First Amendment
and Other Legal Considerations
All 50 States, the District of Columbia, and the federal government have
passed laws that criminalize stalking to address the serious harms and dangers that
result from stalking, including the fear of violence and loss of privacy and
control suffered by the victim. In addition to the direct harms caused by
stalking, stalking is also frequently a precursor to physical violence against
the victim. By its nature, however, stalking is not a crime that can be defined
with a particularized, discrete set of acts. Frequently stalking consists of a
course of conduct that may involve a broad range of harassing, intimidating,
and threatening behavior directed at a victim. The conduct can be as varied as
the stalker's imagination and ability to take actions that harass, threaten,
and force himself or herself into the life and consciousness of the victim. As
new technologies become available, stalkers adapt those technologies to new
ways of stalking victims, as is the case with the Internet and
cyberstalking.
As a result of the breadth of conduct potentially involved in stalking,
anti-stalking statutes need to be relatively broad to be effective. At the same
time, however, because of that breadth and because stalking can involve
expressive conduct and speech, anti-stalking statutes must be carefully
formulated and enforced so as not to impinge upon speech that is protected by
the First Amendment. This is particularly true with regard to cyberstalking
laws, which frequently will involve speech over the Internet. The Internet,
moreover, has been recognized as an important tool for protected speech
activities. See, e.g., Reno v. American Civil Liberties Union, 521 U.S. 844,
850-52, 870 (1997); American Civil Liberties Union v. Reno, 31 F.Supp.2d 473,
476, 493 (E.D. Pa. 1999).
The fact that stalking behavior (including cyberstalking) may implicate
important issues of free speech, however, does not eliminate the significant public
interest in its criminal regulation or suggest that any criminal regulation
would be prohibited by the freedom of speech guarantees of the First Amendment.
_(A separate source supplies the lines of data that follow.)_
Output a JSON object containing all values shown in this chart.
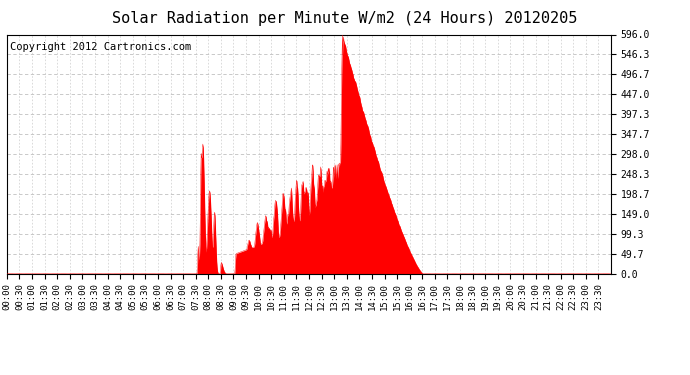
{
  "title": "Solar Radiation per Minute W/m2 (24 Hours) 20120205",
  "copyright_text": "Copyright 2012 Cartronics.com",
  "fill_color": "#FF0000",
  "line_color": "#FF0000",
  "background_color": "#FFFFFF",
  "border_color": "#000000",
  "grid_color": "#C0C0C0",
  "dashed_line_color": "#FF0000",
  "ylim": [
    0.0,
    596.0
  ],
  "ytick_values": [
    0.0,
    49.7,
    99.3,
    149.0,
    198.7,
    248.3,
    298.0,
    347.7,
    397.3,
    447.0,
    496.7,
    546.3,
    596.0
  ],
  "title_fontsize": 11,
  "tick_fontsize": 7,
  "copyright_fontsize": 7.5
}
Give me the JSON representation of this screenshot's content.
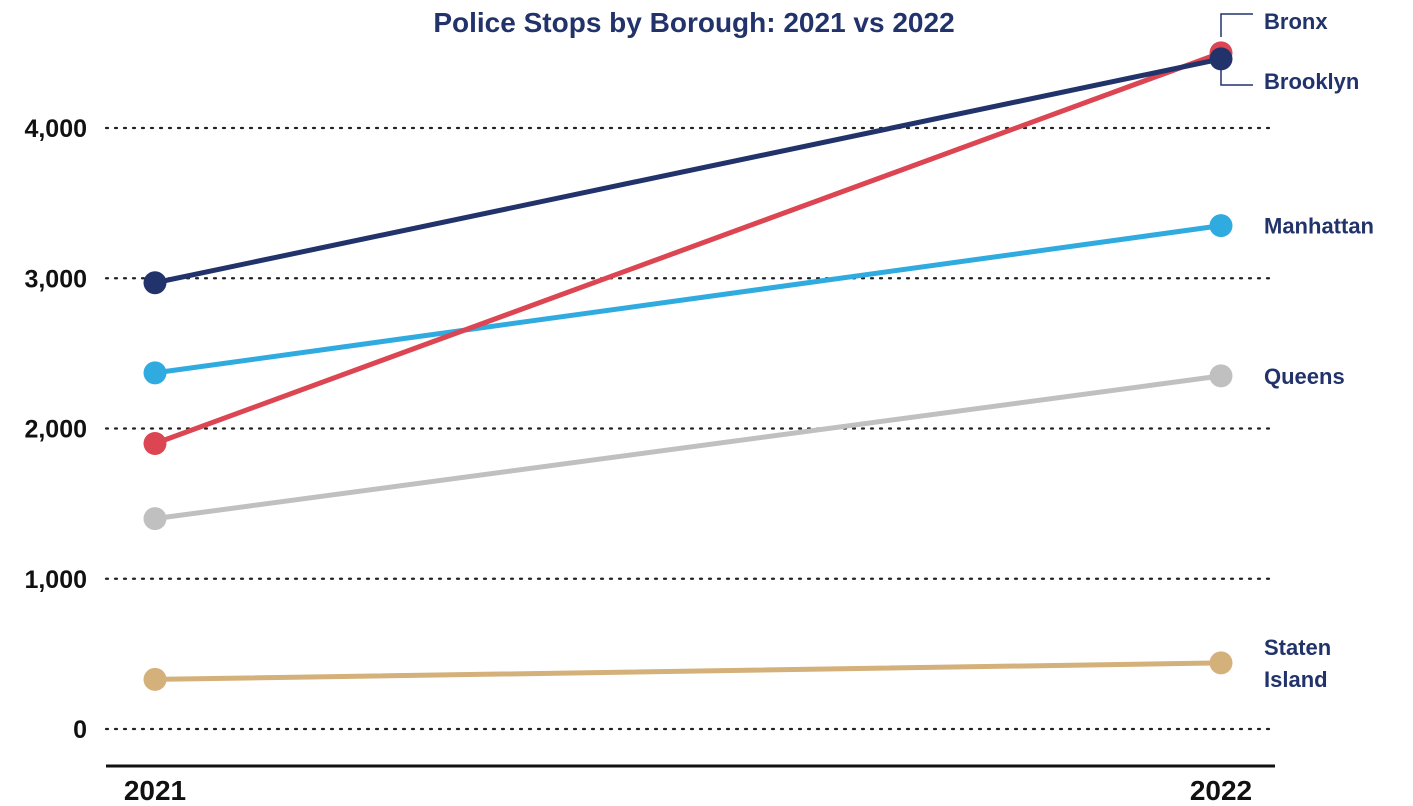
{
  "chart_data": {
    "type": "line",
    "title": "Police Stops by Borough: 2021 vs 2022",
    "xlabel": "",
    "ylabel": "",
    "categories": [
      "2021",
      "2022"
    ],
    "ylim": [
      0,
      4500
    ],
    "yticks": [
      0,
      1000,
      2000,
      3000,
      4000
    ],
    "ytick_labels": [
      "0",
      "1,000",
      "2,000",
      "3,000",
      "4,000"
    ],
    "grid": true,
    "legend": "direct labels at right end of lines",
    "series": [
      {
        "name": "Staten Island",
        "label_lines": [
          "Staten",
          "Island"
        ],
        "color": "#d4b07a",
        "values": [
          330,
          440
        ]
      },
      {
        "name": "Queens",
        "label_lines": [
          "Queens"
        ],
        "color": "#c0c0c0",
        "values": [
          1400,
          2350
        ]
      },
      {
        "name": "Manhattan",
        "label_lines": [
          "Manhattan"
        ],
        "color": "#30abe0",
        "values": [
          2370,
          3350
        ]
      },
      {
        "name": "Bronx",
        "label_lines": [
          "Bronx"
        ],
        "color": "#db4652",
        "values": [
          1900,
          4500
        ]
      },
      {
        "name": "Brooklyn",
        "label_lines": [
          "Brooklyn"
        ],
        "color": "#22336b",
        "values": [
          2970,
          4460
        ]
      }
    ]
  }
}
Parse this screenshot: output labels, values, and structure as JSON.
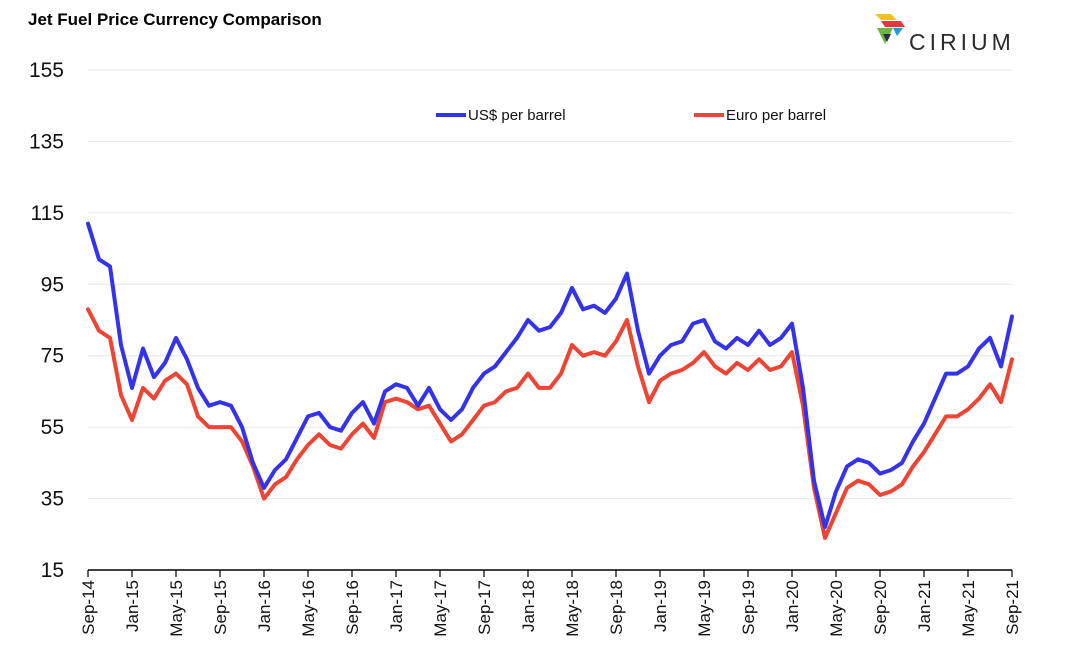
{
  "header": {
    "title": "Jet Fuel Price Currency Comparison"
  },
  "logo": {
    "text": "CIRIUM"
  },
  "colors": {
    "usd": "#3333ee",
    "eur": "#ee4433",
    "grid": "#e6e6e6",
    "axis": "#000000"
  },
  "chart_data": {
    "type": "line",
    "title": "Jet Fuel Price Currency Comparison",
    "xlabel": "",
    "ylabel": "",
    "ylim": [
      15,
      155
    ],
    "yticks": [
      15,
      35,
      55,
      75,
      95,
      115,
      135,
      155
    ],
    "grid": true,
    "legend_position": "top",
    "xticks": [
      "Sep-14",
      "Jan-15",
      "May-15",
      "Sep-15",
      "Jan-16",
      "May-16",
      "Sep-16",
      "Jan-17",
      "May-17",
      "Sep-17",
      "Jan-18",
      "May-18",
      "Sep-18",
      "Jan-19",
      "May-19",
      "Sep-19",
      "Jan-20",
      "May-20",
      "Sep-20",
      "Jan-21",
      "May-21",
      "Sep-21"
    ],
    "x": [
      "Sep-14",
      "Oct-14",
      "Nov-14",
      "Dec-14",
      "Jan-15",
      "Feb-15",
      "Mar-15",
      "Apr-15",
      "May-15",
      "Jun-15",
      "Jul-15",
      "Aug-15",
      "Sep-15",
      "Oct-15",
      "Nov-15",
      "Dec-15",
      "Jan-16",
      "Feb-16",
      "Mar-16",
      "Apr-16",
      "May-16",
      "Jun-16",
      "Jul-16",
      "Aug-16",
      "Sep-16",
      "Oct-16",
      "Nov-16",
      "Dec-16",
      "Jan-17",
      "Feb-17",
      "Mar-17",
      "Apr-17",
      "May-17",
      "Jun-17",
      "Jul-17",
      "Aug-17",
      "Sep-17",
      "Oct-17",
      "Nov-17",
      "Dec-17",
      "Jan-18",
      "Feb-18",
      "Mar-18",
      "Apr-18",
      "May-18",
      "Jun-18",
      "Jul-18",
      "Aug-18",
      "Sep-18",
      "Oct-18",
      "Nov-18",
      "Dec-18",
      "Jan-19",
      "Feb-19",
      "Mar-19",
      "Apr-19",
      "May-19",
      "Jun-19",
      "Jul-19",
      "Aug-19",
      "Sep-19",
      "Oct-19",
      "Nov-19",
      "Dec-19",
      "Jan-20",
      "Feb-20",
      "Mar-20",
      "Apr-20",
      "May-20",
      "Jun-20",
      "Jul-20",
      "Aug-20",
      "Sep-20",
      "Oct-20",
      "Nov-20",
      "Dec-20",
      "Jan-21",
      "Feb-21",
      "Mar-21",
      "Apr-21",
      "May-21",
      "Jun-21",
      "Jul-21",
      "Aug-21",
      "Sep-21"
    ],
    "series": [
      {
        "name": "US$ per barrel",
        "values": [
          112,
          102,
          100,
          78,
          66,
          77,
          69,
          73,
          80,
          74,
          66,
          61,
          62,
          61,
          55,
          45,
          38,
          43,
          46,
          52,
          58,
          59,
          55,
          54,
          59,
          62,
          56,
          65,
          67,
          66,
          61,
          66,
          60,
          57,
          60,
          66,
          70,
          72,
          76,
          80,
          85,
          82,
          83,
          87,
          94,
          88,
          89,
          87,
          91,
          98,
          82,
          70,
          75,
          78,
          79,
          84,
          85,
          79,
          77,
          80,
          78,
          82,
          78,
          80,
          84,
          66,
          40,
          27,
          37,
          44,
          46,
          45,
          42,
          43,
          45,
          51,
          56,
          63,
          70,
          70,
          72,
          77,
          80,
          72,
          86
        ]
      },
      {
        "name": "Euro per barrel",
        "values": [
          88,
          82,
          80,
          64,
          57,
          66,
          63,
          68,
          70,
          67,
          58,
          55,
          55,
          55,
          51,
          44,
          35,
          39,
          41,
          46,
          50,
          53,
          50,
          49,
          53,
          56,
          52,
          62,
          63,
          62,
          60,
          61,
          56,
          51,
          53,
          57,
          61,
          62,
          65,
          66,
          70,
          66,
          66,
          70,
          78,
          75,
          76,
          75,
          79,
          85,
          72,
          62,
          68,
          70,
          71,
          73,
          76,
          72,
          70,
          73,
          71,
          74,
          71,
          72,
          76,
          61,
          38,
          24,
          31,
          38,
          40,
          39,
          36,
          37,
          39,
          44,
          48,
          53,
          58,
          58,
          60,
          63,
          67,
          62,
          74
        ]
      }
    ]
  }
}
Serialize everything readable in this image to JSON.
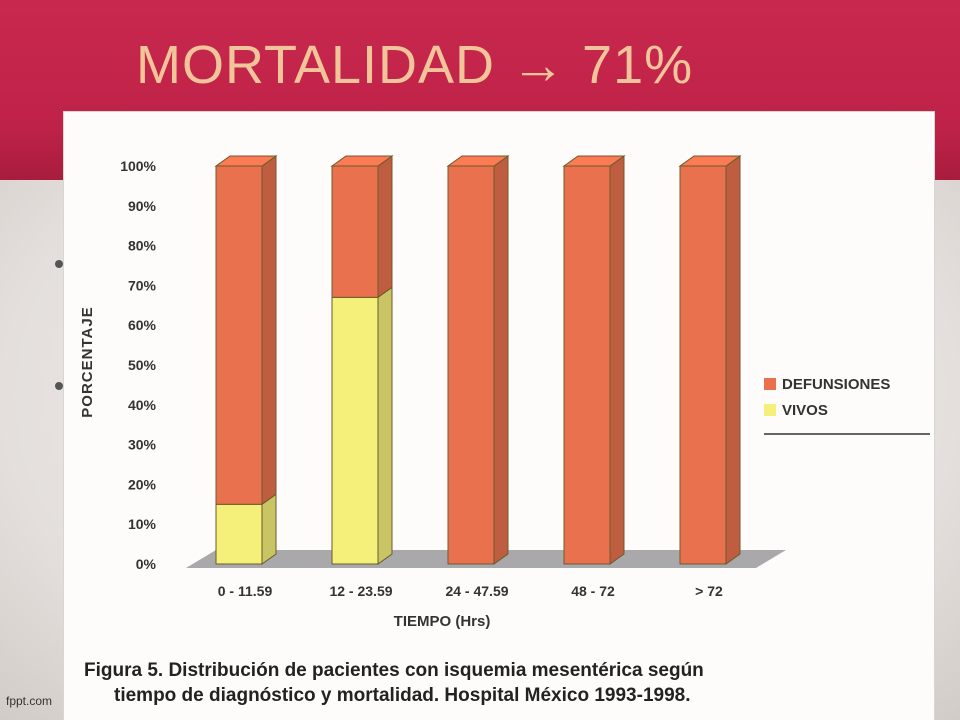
{
  "slide": {
    "title": "MORTALIDAD  → 71%",
    "footer": "fppt.com"
  },
  "figure": {
    "caption_line1": "Figura 5.  Distribución de pacientes con isquemia mesentérica según",
    "caption_line2": "tiempo de diagnóstico y mortalidad.  Hospital México 1993-1998."
  },
  "chart_data": {
    "type": "bar",
    "stacked": true,
    "three_d": true,
    "xlabel": "TIEMPO (Hrs)",
    "ylabel": "PORCENTAJE",
    "ylim": [
      0,
      100
    ],
    "yticks": [
      "0%",
      "10%",
      "20%",
      "30%",
      "40%",
      "50%",
      "60%",
      "70%",
      "80%",
      "90%",
      "100%"
    ],
    "categories": [
      "0 - 11.59",
      "12 - 23.59",
      "24 - 47.59",
      "48 - 72",
      "> 72"
    ],
    "series": [
      {
        "name": "VIVOS",
        "values": [
          15,
          67,
          0,
          0,
          0
        ],
        "color": "#f5f07a"
      },
      {
        "name": "DEFUNSIONES",
        "values": [
          85,
          33,
          100,
          100,
          100
        ],
        "color": "#e9714e"
      }
    ],
    "legend": "right",
    "legend_entries": [
      "DEFUNSIONES",
      "VIVOS"
    ],
    "legend_colors": [
      "#e9714e",
      "#f5f07a"
    ],
    "grid": false
  }
}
The First Amendment does not prohibit any and all regulation that may involve
or have an impact on speech. Of particular relevance to stalking, the Supreme
Court has recognized that governments may criminalize true threats without
violating the First Amendment. See, e.g., Watts v. United States, 394 U.S. 705
(1969) (per curiam). As discussed in the Introduction of this report, stalking
(as well as cyberstalking) generally involves conduct reasonably understood to
constitute a threat of violence, and such threats may be criminalized
consistent with the First Amendment.